Ajai Shukla’s piece on this is a really good read. He writes: “Last month, without fanfare, Army Headquarters (AHQ) issued written orders for a change in operational role for one of its mechanised strike corps. While the Ambala-based 2 Corps and Bhopal-based 21 Corps would retain their role as tank-heavy forces, equipped and trained to advance deep into Pakistan in wartime, the third strike corps – the Mathura-based 1 Corps – was to become a mountain strike corps that would strike into Chinese territory from Ladakh. The two infantry divisions in 1 Corps will soon begin changing their training patterns and operational plans to conform to their new role. Meanwhile 1 Corps’ third division – the Hisar-based 33 Armoured Division, which is not suited for mountain warfare – will become a reserve force, with which AHQ could exploit an advantage or restore an adverse situation.

Towards the end, he discusses the role of the 17 Corps. This “was raised almost a decade ago as the first mountain strike corps for the north-eastern border with China but, given troop and funding shortfalls, it was charged with a role in both the eastern and western sectors. Now, with 1 Corps responsible for a strike role in Ladakh, 17 Corps will be free to focus on striking key Chinese vulnerabilities in the eastern sector, such as the Chumbi Valley opposite Sikkim.”

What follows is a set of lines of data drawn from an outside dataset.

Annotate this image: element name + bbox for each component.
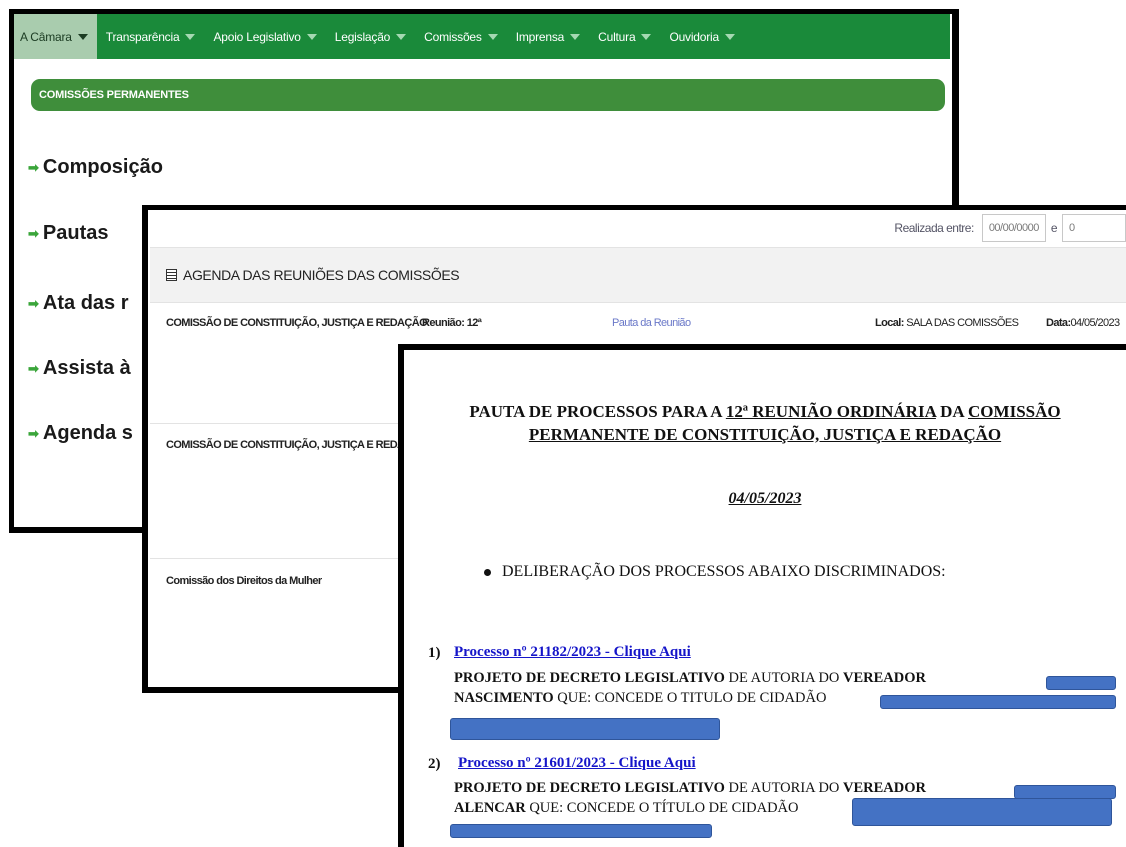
section-title-band: COMISSÕES PERMANENTES [31, 79, 945, 111]
process-number: 1) [428, 645, 441, 661]
chevron-down-icon [396, 33, 407, 40]
date-value: 04/05/2023 [1070, 317, 1121, 329]
process-link[interactable]: Processo nº 21601/2023 - Clique Aqui [458, 755, 696, 772]
redaction-block [1014, 785, 1116, 799]
menu-link-label: Ata das r [42, 292, 129, 314]
location-value: SALA DAS COMISSÕES [906, 317, 1019, 329]
nav-label: A Câmara [20, 29, 72, 44]
title-commission-name: PERMANENTE DE CONSTITUIÇÃO, JUSTIÇA E RE… [528, 425, 1002, 444]
text-bold: PROJETO DE DECRETO LEGISLATIVO [454, 670, 725, 686]
redaction-block [450, 824, 712, 838]
menu-link-pautas[interactable]: ➡ Pautas [28, 222, 109, 245]
menu-link-label: Composição [42, 156, 163, 178]
list-icon [166, 269, 177, 281]
filter-separator: e [1050, 221, 1058, 235]
arrow-right-icon: ➡ [28, 159, 39, 175]
menu-link-atas[interactable]: ➡ Ata das r [28, 292, 129, 315]
redaction-block [1046, 676, 1116, 690]
chevron-down-icon [641, 33, 652, 40]
date-label: Data: [1046, 317, 1071, 329]
menu-link-agenda[interactable]: ➡ Agenda s [28, 422, 133, 445]
document-date: 04/05/2023 [728, 490, 802, 507]
nav-label: Comissões [424, 29, 482, 44]
nav-item-transparencia[interactable]: Transparência [97, 14, 205, 59]
text-bold: ALENCAR [454, 800, 526, 816]
process-description: PROJETO DE DECRETO LEGISLATIVO DE AUTORI… [454, 670, 926, 687]
menu-link-label: Agenda s [42, 422, 133, 444]
bullet-text: DELIBERAÇÃO DOS PROCESSOS ABAIXO DISCRIM… [502, 563, 946, 580]
chevron-down-icon [725, 33, 735, 40]
text-bold: NASCIMENTO [454, 690, 554, 706]
date-from-input[interactable]: 00/00/0000 [981, 214, 1046, 242]
main-navbar: A Câmara Transparência Apoio Legislativo… [14, 14, 950, 59]
title-text: DA [935, 402, 969, 421]
nav-label: Apoio Legislativo [213, 29, 301, 44]
nav-item-cultura[interactable]: Cultura [589, 14, 660, 59]
commission-name: COMISSÃO DE CONSTITUIÇÃO, JUSTIÇA E REDA… [166, 317, 428, 329]
text: QUE: CONCEDE O TÍTULO DE CIDADÃO [525, 800, 799, 816]
process-number: 2) [428, 756, 441, 772]
nav-label: Imprensa [515, 29, 565, 44]
nav-label: Ouvidoria [669, 29, 719, 44]
process-link[interactable]: Processo nº 21182/2023 - Clique Aqui [454, 644, 691, 661]
process-description: NASCIMENTO QUE: CONCEDE O TITULO DE CIDA… [454, 690, 826, 707]
chevron-down-icon [77, 33, 88, 40]
process-description: ALENCAR QUE: CONCEDE O TÍTULO DE CIDADÃO [454, 800, 799, 817]
text-bold: VEREADOR [843, 780, 926, 796]
date-filter: Realizada entre: 00/00/0000 e 0 [894, 214, 1126, 242]
chevron-down-icon [185, 33, 196, 40]
nav-label: Transparência [105, 29, 180, 44]
process-description: PROJETO DE DECRETO LEGISLATIVO DE AUTORI… [454, 780, 926, 797]
meeting-agenda-link[interactable]: Pauta da Reunião [612, 317, 691, 329]
text: QUE: CONCEDE O TITULO DE CIDADÃO [553, 690, 827, 706]
document-panel: PAUTA DE PROCESSOS PARA A 12ª REUNIÃO OR… [398, 344, 1126, 847]
nav-item-legislacao[interactable]: Legislação [326, 14, 415, 59]
nav-label: Cultura [598, 29, 636, 44]
nav-item-ouvidoria[interactable]: Ouvidoria [660, 14, 744, 59]
nav-label: Legislação [334, 29, 391, 44]
filter-label: Realizada entre: [894, 221, 974, 235]
text: DE AUTORIA DO [724, 780, 844, 796]
redaction-block [880, 695, 1116, 709]
title-commission: COMISSÃO [968, 402, 1061, 421]
menu-link-assista[interactable]: ➡ Assista à [28, 357, 131, 380]
menu-link-label: Assista à [42, 357, 131, 379]
arrow-right-icon: ➡ [28, 225, 39, 241]
nav-item-imprensa[interactable]: Imprensa [507, 14, 589, 59]
title-meeting: 12ª REUNIÃO ORDINÁRIA [725, 402, 936, 421]
meeting-number: Reunião: 12ª [422, 317, 482, 329]
location-label: Local: [875, 317, 904, 329]
nav-item-comissoes[interactable]: Comissões [415, 14, 507, 59]
bullet-dot-icon [484, 568, 491, 576]
nav-item-apoio-legislativo[interactable]: Apoio Legislativo [204, 14, 325, 59]
redaction-block [450, 718, 720, 740]
commission-name: Comissão dos Direitos da Mulher [166, 575, 322, 587]
deliberation-bullet: DELIBERAÇÃO DOS PROCESSOS ABAIXO DISCRIM… [484, 563, 946, 581]
chevron-down-icon [306, 33, 317, 40]
text-bold: PROJETO DE DECRETO LEGISLATIVO [454, 780, 725, 796]
meeting-date: Data:04/05/2023 [1046, 317, 1120, 329]
chevron-down-icon [487, 33, 498, 40]
arrow-right-icon: ➡ [28, 360, 39, 376]
date-to-input[interactable]: 0 [1062, 214, 1126, 242]
menu-link-composicao[interactable]: ➡ Composição [28, 156, 163, 179]
agenda-header: AGENDA DAS REUNIÕES DAS COMISSÕES [150, 247, 1126, 303]
arrow-right-icon: ➡ [28, 425, 39, 441]
menu-link-label: Pautas [42, 222, 109, 244]
chevron-down-icon [570, 33, 581, 40]
commission-name: COMISSÃO DE CONSTITUIÇÃO, JUSTIÇA E REDA… [166, 439, 428, 451]
document-title: PAUTA DE PROCESSOS PARA A 12ª REUNIÃO OR… [404, 400, 1126, 446]
redaction-block [852, 798, 1112, 826]
text-bold: VEREADOR [843, 670, 926, 686]
arrow-right-icon: ➡ [28, 295, 39, 311]
title-text: PAUTA DE PROCESSOS PARA A [469, 402, 726, 421]
text: DE AUTORIA DO [724, 670, 844, 686]
agenda-title: AGENDA DAS REUNIÕES DAS COMISSÕES [183, 267, 460, 283]
meeting-location: Local: SALA DAS COMISSÕES [875, 317, 1019, 329]
nav-item-a-camara[interactable]: A Câmara [14, 14, 97, 59]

Moving on, there appears to be some sort of a breakthrough on the issue of the Indian sailors stranded in ships off Chinese ports. There are two ships -MV Jag Anand and MV Anastasia – carrying Australian coal that are involved in this. 23 Indian sailors on the MV Jag Anand and 16 others on MV Anastasia. Earlier in the week, Ananth Krishnan reported for The Hindu that India’s Ambassador to China Vikram Misri with China’s Vice Foreign Minister. New Delhi asked for approval for crew change. Subsequently, TOI reported Union Minister of State for Ports, Shipping and Waterways Mansukh Mandaviya as confirming that this has been agreed to, and crew change will take place on January 14 for the 23 Indian sailors.

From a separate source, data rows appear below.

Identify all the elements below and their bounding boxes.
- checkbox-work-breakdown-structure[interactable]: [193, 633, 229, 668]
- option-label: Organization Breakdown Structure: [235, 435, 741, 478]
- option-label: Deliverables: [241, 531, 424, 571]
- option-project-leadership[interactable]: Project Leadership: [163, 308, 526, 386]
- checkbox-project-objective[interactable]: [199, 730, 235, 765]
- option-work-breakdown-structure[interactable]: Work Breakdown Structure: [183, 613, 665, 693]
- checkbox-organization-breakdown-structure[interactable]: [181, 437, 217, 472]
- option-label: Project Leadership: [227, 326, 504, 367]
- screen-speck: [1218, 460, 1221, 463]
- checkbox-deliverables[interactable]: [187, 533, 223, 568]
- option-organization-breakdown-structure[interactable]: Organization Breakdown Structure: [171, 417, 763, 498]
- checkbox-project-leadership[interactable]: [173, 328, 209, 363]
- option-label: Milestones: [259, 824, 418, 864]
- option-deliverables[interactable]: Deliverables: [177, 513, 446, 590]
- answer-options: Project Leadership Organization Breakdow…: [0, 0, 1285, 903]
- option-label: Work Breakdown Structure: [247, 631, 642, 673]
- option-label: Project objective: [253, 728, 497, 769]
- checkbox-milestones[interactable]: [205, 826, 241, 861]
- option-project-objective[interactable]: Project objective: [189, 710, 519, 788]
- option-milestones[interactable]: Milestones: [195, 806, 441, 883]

Finally, a couple of interesting stories to note. First, Indian students enrolled at Chinese universities will have to continue with online learning for the foreseeable future, as flights remain blocked. Second, China expressed “deep concern” at India’s FDI rule changes at the WTO this week during an Indian trade policy review at the organisation. It wasn’t the only one that had issues with Indian trade policy changes. Last, Emmanuel Bonne, the diplomatic advisor to French President Emmanuel Macron, who was in India this week, spoke about China’s actions at the UN and in the maritime domain. “When China breaks the rules, we have to be very robust and very clear and this is the sense of our naval presence in the Indian Ocean,” he said. Here’s more: “On direct threats to India, we have always been very clear. Whether it be on Kashmir, we have been very supportive of India in the Security Council, we have not let the Chinese play any kind of procedural games. When it comes to the Himalayas, just check our statements, we are perfectly clear. What we say publicly, we say to the Chinese also privately, there is no ambiguity.”